The solution is to generalise the type of field functions still further. Instead of the desugared
name :: (Has r "name") => r -> FldTy r "name"
we in fact generate
name :: (Accessor p r "name") => p r (FldTy r "name")
where Accessor
is a normal typeclass (no instances are generated
automatically). In particular, it has an instance
instance Has r n => Accessor (->) r n
so when p = (->)
, the new field type specialises to the previous
type. Thus a field can still be used as a (record-polymorphic)
function.
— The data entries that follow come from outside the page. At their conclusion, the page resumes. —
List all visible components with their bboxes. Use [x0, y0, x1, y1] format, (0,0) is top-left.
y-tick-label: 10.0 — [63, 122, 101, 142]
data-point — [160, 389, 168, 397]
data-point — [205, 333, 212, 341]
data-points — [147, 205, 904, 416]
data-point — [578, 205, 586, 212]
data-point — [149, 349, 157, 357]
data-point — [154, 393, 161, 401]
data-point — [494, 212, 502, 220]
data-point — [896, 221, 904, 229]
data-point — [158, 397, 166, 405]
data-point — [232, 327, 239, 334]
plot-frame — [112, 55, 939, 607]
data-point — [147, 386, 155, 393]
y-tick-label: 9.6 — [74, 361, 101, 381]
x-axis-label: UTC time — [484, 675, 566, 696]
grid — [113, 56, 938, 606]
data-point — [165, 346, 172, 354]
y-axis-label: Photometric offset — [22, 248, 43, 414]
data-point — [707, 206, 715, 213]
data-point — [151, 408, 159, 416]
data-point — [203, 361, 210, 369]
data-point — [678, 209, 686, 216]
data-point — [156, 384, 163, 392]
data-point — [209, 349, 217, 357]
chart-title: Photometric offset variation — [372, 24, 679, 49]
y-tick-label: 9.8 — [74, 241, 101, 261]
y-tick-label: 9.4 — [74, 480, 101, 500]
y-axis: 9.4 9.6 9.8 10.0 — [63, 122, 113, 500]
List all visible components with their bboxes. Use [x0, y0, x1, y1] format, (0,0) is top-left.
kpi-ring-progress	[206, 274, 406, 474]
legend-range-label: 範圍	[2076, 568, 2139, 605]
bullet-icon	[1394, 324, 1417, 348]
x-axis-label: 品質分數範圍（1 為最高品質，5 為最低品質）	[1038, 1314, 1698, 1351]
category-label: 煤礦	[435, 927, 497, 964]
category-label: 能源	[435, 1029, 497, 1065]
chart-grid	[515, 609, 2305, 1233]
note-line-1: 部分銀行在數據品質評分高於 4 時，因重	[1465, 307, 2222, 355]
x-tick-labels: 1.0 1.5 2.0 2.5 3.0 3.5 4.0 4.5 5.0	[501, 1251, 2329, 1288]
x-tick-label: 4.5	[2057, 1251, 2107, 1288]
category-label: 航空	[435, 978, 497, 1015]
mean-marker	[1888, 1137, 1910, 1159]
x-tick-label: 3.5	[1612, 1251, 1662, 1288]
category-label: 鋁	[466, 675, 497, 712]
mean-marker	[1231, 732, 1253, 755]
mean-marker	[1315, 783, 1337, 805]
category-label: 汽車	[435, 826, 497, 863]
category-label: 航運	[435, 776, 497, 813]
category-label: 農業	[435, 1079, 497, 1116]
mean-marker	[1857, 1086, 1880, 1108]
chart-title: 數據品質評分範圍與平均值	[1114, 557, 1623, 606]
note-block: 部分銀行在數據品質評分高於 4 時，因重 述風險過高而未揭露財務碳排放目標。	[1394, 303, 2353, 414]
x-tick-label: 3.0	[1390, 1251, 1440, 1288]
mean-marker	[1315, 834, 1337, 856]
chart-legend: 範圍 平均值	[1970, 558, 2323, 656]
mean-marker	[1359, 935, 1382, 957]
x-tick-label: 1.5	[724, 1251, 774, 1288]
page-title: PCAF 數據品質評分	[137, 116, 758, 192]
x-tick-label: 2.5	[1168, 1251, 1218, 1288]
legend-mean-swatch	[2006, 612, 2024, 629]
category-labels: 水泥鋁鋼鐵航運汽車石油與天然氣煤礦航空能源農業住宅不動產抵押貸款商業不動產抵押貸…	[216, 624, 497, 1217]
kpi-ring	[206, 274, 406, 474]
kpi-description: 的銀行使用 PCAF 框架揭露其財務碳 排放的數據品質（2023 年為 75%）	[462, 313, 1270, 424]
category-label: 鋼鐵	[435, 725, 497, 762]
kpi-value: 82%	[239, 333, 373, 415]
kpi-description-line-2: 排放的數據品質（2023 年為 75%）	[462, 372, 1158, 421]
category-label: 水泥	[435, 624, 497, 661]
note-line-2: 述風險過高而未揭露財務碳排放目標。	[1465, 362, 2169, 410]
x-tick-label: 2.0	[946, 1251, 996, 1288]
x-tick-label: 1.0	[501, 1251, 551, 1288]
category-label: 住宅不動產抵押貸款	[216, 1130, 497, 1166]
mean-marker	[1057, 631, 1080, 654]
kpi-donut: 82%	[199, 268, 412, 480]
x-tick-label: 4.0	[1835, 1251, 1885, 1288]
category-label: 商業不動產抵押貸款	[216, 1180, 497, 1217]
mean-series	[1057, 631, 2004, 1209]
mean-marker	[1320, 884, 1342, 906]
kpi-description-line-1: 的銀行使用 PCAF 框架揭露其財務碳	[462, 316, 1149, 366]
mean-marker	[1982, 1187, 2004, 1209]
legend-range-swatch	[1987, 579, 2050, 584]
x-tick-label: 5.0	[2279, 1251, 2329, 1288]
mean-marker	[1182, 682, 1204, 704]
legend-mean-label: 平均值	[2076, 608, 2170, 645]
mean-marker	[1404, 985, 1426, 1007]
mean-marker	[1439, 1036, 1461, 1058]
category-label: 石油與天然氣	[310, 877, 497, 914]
Moreover, each lens library can give its own instance of
Accessor
, allowing fields to be used directly as lenses of that
type. (Unfortunately this doesn't quite work for van Laarhoven
lenses,
as in the lens library,
because they do not have the shape p r (FldTy r n)
. A wrapper
datatype can be used to define a combinator that converts fields into
van Laarhoven lenses.)
Concluding remarks
For more information, see the detailed discussion of the design and implementation on the GHC wiki. A prototype implementation, that works in GHC 7.6.3, shows how the classes are defined and gives examples of the instances that will be generated by GHC. Keep an eye out for the extension to land in GHC HEAD later this year, and please try it out and give your feedback!
I'm very grateful to Simon Peyton Jones for acting as mentor for this
project and as my guide to the GHC codebase. Edward Kmett threw
several wrenches in the works, and the final design owes a great deal
to his careful scrutiny and helpful suggestions. Anthony Clayden also
gave many helpful comments on the design. My thanks go also to the
many denizens of the ghc-devs
and glasgow-haskell-users
mailing
lists who gave feedback at various stages in the development process.
This work was supported by the Google Summer of Code programme.